In her words, contrary to mature eurozone states, consumers in Lithuania still have high expectations, with optimism supported by low inflation and still fast-rising wages.

Aleksandr Izgorodin, an economist from SME Finance, believes, however, that Lithuania's economy provided some surprises in the third quarter, both good and bad.

„I was positively surprised by the results of exporting sectors, including industry and transport, as well as the construction and real estate sectors that preserved fast growth pace. But the retail sector provided a negative surprise as it shows a fairly significant slowdown," the analyst told BNS Lithuania.

He pointed to the country's industrial sector, generating 75 percent of the total export volumes after it recorded a solid 5.5 percent growth.
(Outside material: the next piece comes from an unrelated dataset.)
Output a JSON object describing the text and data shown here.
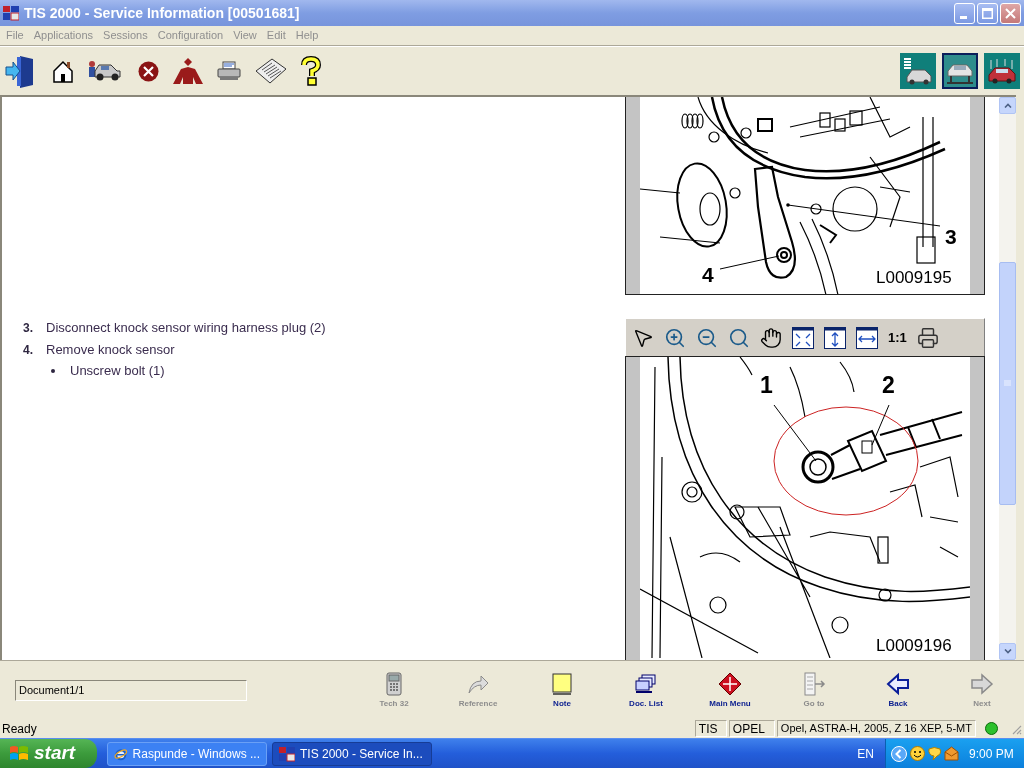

Moreover, out of all EU member states, Lithuania was the leader in terms of the export outlook dynamics as all EU producers cut their estimates but Lithuania's cut was the lowest.

Nevertheless, the LFMI expert says that as the economies of export markets important for Lithuania are slowing, with even signs of recession in some of them, Lithuania's export is slowing too.

"The growth in exports of Lithuanian-origin goods slowed last summer, with exports of goods produced in Lithuania, except for mineral products, rose only 0.4 percent more than a year ago," Genyte-Pikciene said.

Darius Imbrasas, a senior economist from the Bank of Lithuania, says that due to the existing economic tendencies, one should be more cautious about next year's growth.

The Bank of Lithuania estimates 3.7 percent GDP growth this year, and growth should slow to 2.5 percent next year.

"Growth will be affected by the slowdown in the growth of household income and also slower growth in investment due to slower growth in EU financial support," the analyst said.